Akıllı bir tüccar bile böyle yapar.

KAYNAK NEREDE

Yakında mahalli idare seçimleri var. Türkiye il ve ilçe mücavir alanlarında bir yolda buharlaşan imar rantı yıllık 100 milyar dolardan az değil. Bu seçimle kayıt dışı bu imar rantını hangi ince gözlüklü reyiz ve çevresinin üleşeceğini seçeceğiz. Köyden tosun satıp şehre gelip hemşeri derneği kontenjanından encümen seçilip imar komisyonu üyesi olup köşeyi dönecekler. Sonra bu vasat, piramit gibi yukarı doğru genel siyaseti yapılandırıp elit beyaz yakalıları yönetecekler. Şarka özgü trajik döngünün işleyişi böyledir. Toplumun en vasat altı takımı tepeye geçer ve ilk bir milyonuna giremediği sosyolojiyi idare eder. Tüm partilerimiz meclis dışı birkaç istisnayla böyledir. Devrim, halk, dağğva, milliyetçilik, müselmancılık söylevleri dekoru tamamlıyor. Oysa coğrafyamızın yegane gerçeği güveçtir. Tarih boyunca bu coğrafyada güveci kim adil dağıtmış ve asayişi sağlamışsa biat ona olmuştur. Huzursuzluk dincilik ve ayrılıkçılık olarak tezahür eder derindeki yapı güveçten pay alamamaktır. Hakkari’nin üç katı Kürt nüfusu olan Gaziantep’te bu sığınmacı sürülerden önce Kürtler refahtan pay alıyor ve Hakkari’de sorun olan şey burada olmuyordu. GSMH 3,5 trilyon dolar fert başı milli gelir 30.000 dolar olursa ve adil dağılırsa dincilik ve etnik ayrımcılık çöker. Güveci maharetle siyasi maslahatı gözeterek dağıtan rızayı üretir.

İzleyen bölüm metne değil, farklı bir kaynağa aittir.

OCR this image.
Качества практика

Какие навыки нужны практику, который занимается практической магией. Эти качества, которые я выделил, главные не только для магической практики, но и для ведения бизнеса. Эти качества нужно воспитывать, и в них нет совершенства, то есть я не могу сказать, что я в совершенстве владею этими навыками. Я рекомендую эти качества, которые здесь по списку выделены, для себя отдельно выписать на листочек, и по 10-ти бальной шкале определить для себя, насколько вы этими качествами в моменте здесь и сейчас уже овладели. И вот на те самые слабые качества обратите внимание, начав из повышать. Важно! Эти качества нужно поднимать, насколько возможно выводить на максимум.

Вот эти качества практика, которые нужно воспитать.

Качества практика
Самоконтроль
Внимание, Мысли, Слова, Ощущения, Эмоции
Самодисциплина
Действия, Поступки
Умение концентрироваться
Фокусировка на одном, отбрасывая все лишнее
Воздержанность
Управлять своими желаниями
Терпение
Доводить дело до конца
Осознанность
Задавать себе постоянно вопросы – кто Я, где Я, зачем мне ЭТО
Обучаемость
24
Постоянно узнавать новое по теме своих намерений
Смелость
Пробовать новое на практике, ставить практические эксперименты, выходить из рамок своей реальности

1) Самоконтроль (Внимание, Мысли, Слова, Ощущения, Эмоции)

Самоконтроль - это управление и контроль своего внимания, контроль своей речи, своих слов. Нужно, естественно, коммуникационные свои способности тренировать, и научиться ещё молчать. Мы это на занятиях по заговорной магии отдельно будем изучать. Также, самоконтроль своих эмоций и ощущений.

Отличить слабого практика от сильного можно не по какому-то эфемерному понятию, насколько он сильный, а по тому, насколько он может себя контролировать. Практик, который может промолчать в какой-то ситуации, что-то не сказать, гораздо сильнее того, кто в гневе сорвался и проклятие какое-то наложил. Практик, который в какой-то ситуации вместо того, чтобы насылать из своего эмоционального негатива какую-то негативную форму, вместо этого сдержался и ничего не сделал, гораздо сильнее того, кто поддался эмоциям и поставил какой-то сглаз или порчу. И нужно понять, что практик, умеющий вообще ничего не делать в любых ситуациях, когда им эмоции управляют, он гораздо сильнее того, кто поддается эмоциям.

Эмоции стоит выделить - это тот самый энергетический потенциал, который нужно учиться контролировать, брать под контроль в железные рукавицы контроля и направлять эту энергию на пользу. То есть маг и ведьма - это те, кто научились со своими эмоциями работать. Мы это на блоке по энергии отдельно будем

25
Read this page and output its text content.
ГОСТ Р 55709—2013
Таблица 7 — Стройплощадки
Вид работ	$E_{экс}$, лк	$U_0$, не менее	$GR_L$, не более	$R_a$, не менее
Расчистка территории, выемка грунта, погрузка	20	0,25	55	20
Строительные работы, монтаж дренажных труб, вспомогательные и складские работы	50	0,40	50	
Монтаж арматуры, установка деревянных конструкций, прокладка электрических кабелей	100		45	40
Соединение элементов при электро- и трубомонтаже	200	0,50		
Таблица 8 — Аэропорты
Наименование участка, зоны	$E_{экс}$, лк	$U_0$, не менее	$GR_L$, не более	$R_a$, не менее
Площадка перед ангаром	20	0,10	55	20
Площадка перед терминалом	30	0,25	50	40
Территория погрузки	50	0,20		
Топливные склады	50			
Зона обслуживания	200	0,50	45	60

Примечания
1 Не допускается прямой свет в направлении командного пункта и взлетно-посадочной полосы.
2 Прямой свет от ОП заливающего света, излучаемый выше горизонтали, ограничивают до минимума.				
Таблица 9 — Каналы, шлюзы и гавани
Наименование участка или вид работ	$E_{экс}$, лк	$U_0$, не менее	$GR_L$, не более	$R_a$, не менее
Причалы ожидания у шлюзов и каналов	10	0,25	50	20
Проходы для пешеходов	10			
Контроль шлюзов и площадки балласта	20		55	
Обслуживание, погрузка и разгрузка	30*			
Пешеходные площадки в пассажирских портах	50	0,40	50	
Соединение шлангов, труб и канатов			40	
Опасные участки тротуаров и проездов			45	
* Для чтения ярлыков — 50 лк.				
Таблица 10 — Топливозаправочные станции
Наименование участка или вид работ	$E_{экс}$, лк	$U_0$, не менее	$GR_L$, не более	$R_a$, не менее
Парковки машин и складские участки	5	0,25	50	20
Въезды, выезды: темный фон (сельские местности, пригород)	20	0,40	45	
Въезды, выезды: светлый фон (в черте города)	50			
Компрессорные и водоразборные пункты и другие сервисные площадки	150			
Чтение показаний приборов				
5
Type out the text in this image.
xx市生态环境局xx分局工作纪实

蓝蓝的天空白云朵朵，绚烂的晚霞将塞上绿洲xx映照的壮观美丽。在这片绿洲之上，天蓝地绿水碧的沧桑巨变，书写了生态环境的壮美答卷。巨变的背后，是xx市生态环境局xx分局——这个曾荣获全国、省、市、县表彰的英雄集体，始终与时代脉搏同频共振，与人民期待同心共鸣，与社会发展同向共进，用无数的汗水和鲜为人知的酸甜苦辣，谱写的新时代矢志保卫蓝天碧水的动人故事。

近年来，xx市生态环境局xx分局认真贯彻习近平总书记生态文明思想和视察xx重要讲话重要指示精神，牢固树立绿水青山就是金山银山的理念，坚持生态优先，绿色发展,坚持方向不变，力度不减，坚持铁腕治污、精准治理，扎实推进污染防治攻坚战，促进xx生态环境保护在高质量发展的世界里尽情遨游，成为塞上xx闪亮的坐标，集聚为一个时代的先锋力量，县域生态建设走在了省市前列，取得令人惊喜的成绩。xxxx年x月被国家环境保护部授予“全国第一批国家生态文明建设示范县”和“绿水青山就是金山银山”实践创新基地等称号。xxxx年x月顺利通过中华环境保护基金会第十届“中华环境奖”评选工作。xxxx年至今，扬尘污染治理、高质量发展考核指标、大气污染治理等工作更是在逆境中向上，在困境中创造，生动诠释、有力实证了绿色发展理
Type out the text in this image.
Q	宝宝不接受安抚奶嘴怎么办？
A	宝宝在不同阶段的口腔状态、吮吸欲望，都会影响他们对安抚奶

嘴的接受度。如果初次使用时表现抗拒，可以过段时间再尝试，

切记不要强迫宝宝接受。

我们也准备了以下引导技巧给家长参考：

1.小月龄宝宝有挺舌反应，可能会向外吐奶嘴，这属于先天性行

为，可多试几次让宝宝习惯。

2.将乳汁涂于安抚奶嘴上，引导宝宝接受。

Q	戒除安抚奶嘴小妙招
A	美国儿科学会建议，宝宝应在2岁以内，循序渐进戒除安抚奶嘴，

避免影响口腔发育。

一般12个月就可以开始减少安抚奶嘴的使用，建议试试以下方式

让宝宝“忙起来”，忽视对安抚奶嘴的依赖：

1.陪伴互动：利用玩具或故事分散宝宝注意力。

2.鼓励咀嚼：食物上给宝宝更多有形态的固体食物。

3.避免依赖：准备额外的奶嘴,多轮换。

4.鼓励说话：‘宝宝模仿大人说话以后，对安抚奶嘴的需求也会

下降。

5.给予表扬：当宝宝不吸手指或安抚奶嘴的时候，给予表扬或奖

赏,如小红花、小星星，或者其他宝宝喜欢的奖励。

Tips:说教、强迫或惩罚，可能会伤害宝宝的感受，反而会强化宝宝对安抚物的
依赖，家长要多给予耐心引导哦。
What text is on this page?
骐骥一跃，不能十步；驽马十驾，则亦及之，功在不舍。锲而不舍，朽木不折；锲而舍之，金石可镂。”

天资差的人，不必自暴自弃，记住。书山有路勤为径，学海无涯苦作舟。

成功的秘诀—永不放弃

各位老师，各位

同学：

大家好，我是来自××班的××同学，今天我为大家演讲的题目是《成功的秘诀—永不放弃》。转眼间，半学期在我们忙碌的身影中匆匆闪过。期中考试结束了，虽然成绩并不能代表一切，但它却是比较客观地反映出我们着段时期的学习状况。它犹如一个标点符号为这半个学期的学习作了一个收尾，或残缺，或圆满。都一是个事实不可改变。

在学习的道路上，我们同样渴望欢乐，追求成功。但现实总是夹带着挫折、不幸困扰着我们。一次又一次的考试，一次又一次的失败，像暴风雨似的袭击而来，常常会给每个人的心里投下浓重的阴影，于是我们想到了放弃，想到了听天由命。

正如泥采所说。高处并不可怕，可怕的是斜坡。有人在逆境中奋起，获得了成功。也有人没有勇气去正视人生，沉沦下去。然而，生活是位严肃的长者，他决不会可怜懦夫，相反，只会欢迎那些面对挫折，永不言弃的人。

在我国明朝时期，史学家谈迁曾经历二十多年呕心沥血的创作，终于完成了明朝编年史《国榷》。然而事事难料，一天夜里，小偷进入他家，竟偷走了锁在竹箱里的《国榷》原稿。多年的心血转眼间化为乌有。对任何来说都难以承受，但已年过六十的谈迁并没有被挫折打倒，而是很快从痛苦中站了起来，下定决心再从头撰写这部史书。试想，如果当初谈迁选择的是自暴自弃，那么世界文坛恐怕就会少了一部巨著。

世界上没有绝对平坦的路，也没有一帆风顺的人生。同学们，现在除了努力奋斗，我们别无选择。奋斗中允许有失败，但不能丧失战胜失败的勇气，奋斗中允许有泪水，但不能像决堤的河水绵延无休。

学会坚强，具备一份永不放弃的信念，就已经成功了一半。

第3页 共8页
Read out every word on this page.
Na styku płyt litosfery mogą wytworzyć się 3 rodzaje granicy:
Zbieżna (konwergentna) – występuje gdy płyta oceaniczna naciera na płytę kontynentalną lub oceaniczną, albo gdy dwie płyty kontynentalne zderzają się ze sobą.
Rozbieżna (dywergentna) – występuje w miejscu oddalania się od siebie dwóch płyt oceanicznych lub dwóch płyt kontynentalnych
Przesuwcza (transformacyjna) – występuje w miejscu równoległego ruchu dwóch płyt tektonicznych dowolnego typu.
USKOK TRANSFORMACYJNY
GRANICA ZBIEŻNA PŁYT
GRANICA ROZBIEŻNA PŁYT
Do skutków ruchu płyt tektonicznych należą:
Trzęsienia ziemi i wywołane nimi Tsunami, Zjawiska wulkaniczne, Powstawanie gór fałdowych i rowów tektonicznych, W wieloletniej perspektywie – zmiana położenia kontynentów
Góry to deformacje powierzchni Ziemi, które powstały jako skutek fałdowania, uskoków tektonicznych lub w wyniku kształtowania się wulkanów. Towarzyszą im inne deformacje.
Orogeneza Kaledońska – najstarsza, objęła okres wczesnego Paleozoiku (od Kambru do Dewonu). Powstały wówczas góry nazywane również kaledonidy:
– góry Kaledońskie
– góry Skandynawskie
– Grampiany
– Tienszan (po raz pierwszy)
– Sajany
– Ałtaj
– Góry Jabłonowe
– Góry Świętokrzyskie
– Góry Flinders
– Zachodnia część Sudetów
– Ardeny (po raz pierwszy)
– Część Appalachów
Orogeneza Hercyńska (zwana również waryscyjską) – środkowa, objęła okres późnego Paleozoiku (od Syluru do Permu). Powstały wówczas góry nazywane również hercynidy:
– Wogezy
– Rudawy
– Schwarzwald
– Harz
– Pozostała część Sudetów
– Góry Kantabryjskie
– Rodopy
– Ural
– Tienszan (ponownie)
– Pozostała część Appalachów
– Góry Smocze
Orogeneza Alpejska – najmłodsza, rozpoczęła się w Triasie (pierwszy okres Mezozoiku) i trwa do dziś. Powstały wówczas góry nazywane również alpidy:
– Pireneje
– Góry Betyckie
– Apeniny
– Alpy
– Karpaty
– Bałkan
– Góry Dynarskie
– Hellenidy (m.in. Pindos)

Doğan Avcıoğlu 1960’larda milli gelirimizin %15’ini yatırıma döndüremezsek kalkınamayız derdi. %15’den vazgeçtim, devlet vergi ve maliye politikalarıyla eşit ve adil olarak 1 trilyon 200 milyar dolar olan GSMH’nın bu %10’luk kısmına üretim için el koyduğunu düşünelim. Bunu üst üste 10 yıl yapalım, 1 trilyon 200 milyon dolar kaynak ve bunun yaratacağı kredi payıyla Türkiye uçar. Ne açlık, ne yoksulluk, ne de işsizlik kalır.

Sahiden Türkiye’nin milliyetçileri Atatürkçüleri bunu istiyor mu?

Tabi ki hayır?

Bu gerçekle yüzleşmeliyiz.

Yalanla gidilecek bir yer yok artık ey sistem partileri.

İmar rantının vergilendirilmesi, kat karşılığı sözleşmelerden ve imar değişikliği sebebiyle oluşan değer artışından sabit yüzde 20 vergi alındığı takdirde yıllık yaklaşık 50 milyar dolar kaynak yaratılmaktadır. Borsa gelirlerinden yüzde 15 sabit oranlı vergi alınsa, tüm kamu açıkları finanse ediliyor. 2022’de borsa ortalama olarak 230 gün açık kalıp, günde ortalama 63 milyar TL işlem yaparak yılda 14 trilyon 490 milyar TL ciro yaptı. BIST endeksi ise 2022’de yüzde 196 arttığına göre ortalama kazanç yüzde 196’dır. Biz bunu (zarar edip dip yapan hisseleri dikkate alarak) muhafazakar bir bakışla yüzde 125 olarak kabul edelim ve toplam kazancı hesaplayalım. Buna göre Borsa’da 2022’de ortalama olarak yüzde 125 ‘spekülatif’ kazanç üzerinden yıllık işlem hacmi yüzde 125 kazanca göre 7.6 trilyon TL olur. Bu kazançtan yüzde 15 sabit oranlı ‘spekülatif kazanç vergisi’ alınmış olsaydı, 1 trilyon 153 milyar TL vergi kazancı olmuş olacaktı. Bunun ‘dolar karşılığı’ ise an itibarıyla 57 milyar 675 milyon dolardır. Bu vergi, ‘SGK ve Aile Bakanlığı’ sosyal yardım açıklarını [1 trilyon TL’den (50 milyar dolardan) fazladır] kapatıyor ve üste tarımsal destek için gerekli kaynak fazlasıyla kalıyor. Eskişehir Beylikova Nadir Elementler alanı 2 yılda Solvent ilkel yöntemiyle değil çağdaş bilimsel teknolojiyle üretime açılacak ve yıllık 50 bin ton üretimle 10 milyar dolar gelir elde edilmesi mümkün olacaktır.”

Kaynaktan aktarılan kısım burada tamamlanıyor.